Warmer Weather on Horizon but Will it Bring More Problems?

Midwesterners have been on the wildest weather ride of the last two decades as they’ve had their fair share and then some of wicked winter weather.  However,  the snow, ice and frigid cold weather is on its way out which is good news for millions of Americans. The polar vortex that came out of the north is what was responsible for driving temperatures downward to record lows. It also transformed entire communities into icy tundras very few people ventured out in.

The National Weather Service is reporting that a warming trend is on the way and that in fact, some areas could see temperature rise by up to 50 degrees or more this coming weekend. The mighty polar vortex drove temperatures down in all 50 US states on Tuesday in a rare nationwide chill that won’t completely release its icy grip until Thursday.

A sense of normalcy is beginning to come to many people living in the Midwest including residents of Chicago and Detroit whom withstood the extreme sub-zero weather. But as the temperatures begin to rise and rain is being forecast for some areas, cold-weary home and business owners will have other worries on their minds besides staying warm as flooding could ensue as could problems with frozen pipes that burst from the pressure.

The extreme cold that had the Midwest in its grips wreaked havoc as it caused all types of problems ranging from vehicles refusing to start to furnace failures and power outages. Now people will have to concern themselves with the possibility of flooding and especially those living along waterways and near lakes. And, as the temperatures rise, snow built up on roofs can turn to ice as the snow melts, causing ice dams.

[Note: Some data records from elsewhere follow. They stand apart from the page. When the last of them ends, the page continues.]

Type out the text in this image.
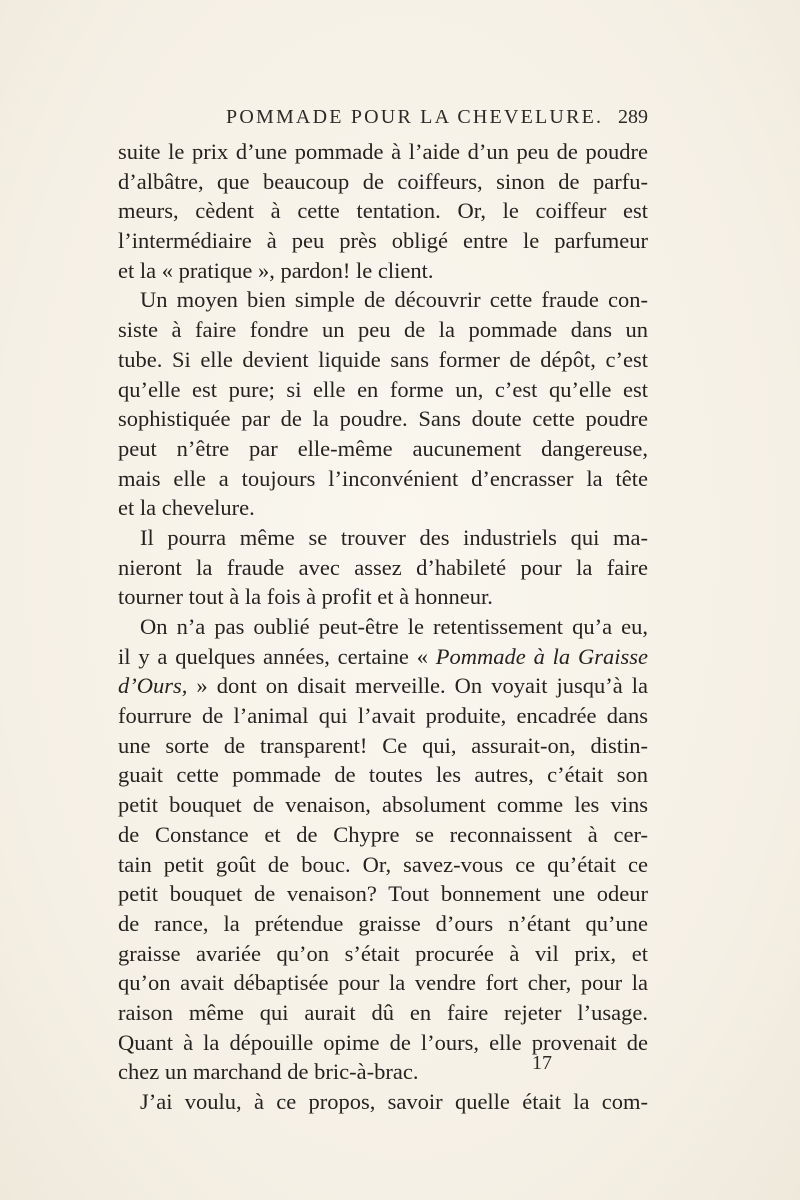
POMMADE POUR LA CHEVELURE. 289
suite le prix d’une pommade à l’aide d’un peu de poudre
d’albâtre, que beaucoup de coiffeurs, sinon de parfu-
meurs, cèdent à cette tentation. Or, le coiffeur est
l’intermédiaire à peu près obligé entre le parfumeur
et la « pratique », pardon! le client.
Un moyen bien simple de découvrir cette fraude con-
siste à faire fondre un peu de la pommade dans un
tube. Si elle devient liquide sans former de dépôt, c’est
qu’elle est pure; si elle en forme un, c’est qu’elle est
sophistiquée par de la poudre. Sans doute cette poudre
peut n’être par elle-même aucunement dangereuse,
mais elle a toujours l’inconvénient d’encrasser la tête
et la chevelure.
Il pourra même se trouver des industriels qui ma-
nieront la fraude avec assez d’habileté pour la faire
tourner tout à la fois à profit et à honneur.
On n’a pas oublié peut-être le retentissement qu’a eu,
il y a quelques années, certaine « Pommade à la Graisse
d’Ours, » dont on disait merveille. On voyait jusqu’à la
fourrure de l’animal qui l’avait produite, encadrée dans
une sorte de transparent! Ce qui, assurait-on, distin-
guait cette pommade de toutes les autres, c’était son
petit bouquet de venaison, absolument comme les vins
de Constance et de Chypre se reconnaissent à cer-
tain petit goût de bouc. Or, savez-vous ce qu’était ce
petit bouquet de venaison? Tout bonnement une odeur
de rance, la prétendue graisse d’ours n’étant qu’une
graisse avariée qu’on s’était procurée à vil prix, et
qu’on avait débaptisée pour la vendre fort cher, pour la
raison même qui aurait dû en faire rejeter l’usage.
Quant à la dépouille opime de l’ours, elle provenait de
chez un marchand de bric-à-brac.
J’ai voulu, à ce propos, savoir quelle était la com-
17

An ice dam can damage a roof and its gutters and it also can cause water to leak inside a home. While the icicles hanging off a roof may look charming and rather majestic, they are a sign of an ice dam that should be dealt with. To get rid of an ice dam safely and as quickly as possible, a roofing expert should be called in as roofers use pressurized steam to melt the ice away.

Plumbing services all across the Midwest have been working around the clock answering calls about frozen and burst pipes. It’s very likely that most plumbers won’t catch up on their sleep anytime soon as they’re sure to be answering even more calls about burst water pipes. This is because a frozen pipe can take several days to burst even during a thaw. Pressure changes inside the pipe can build up over time until water finally spews out a crack or weak point.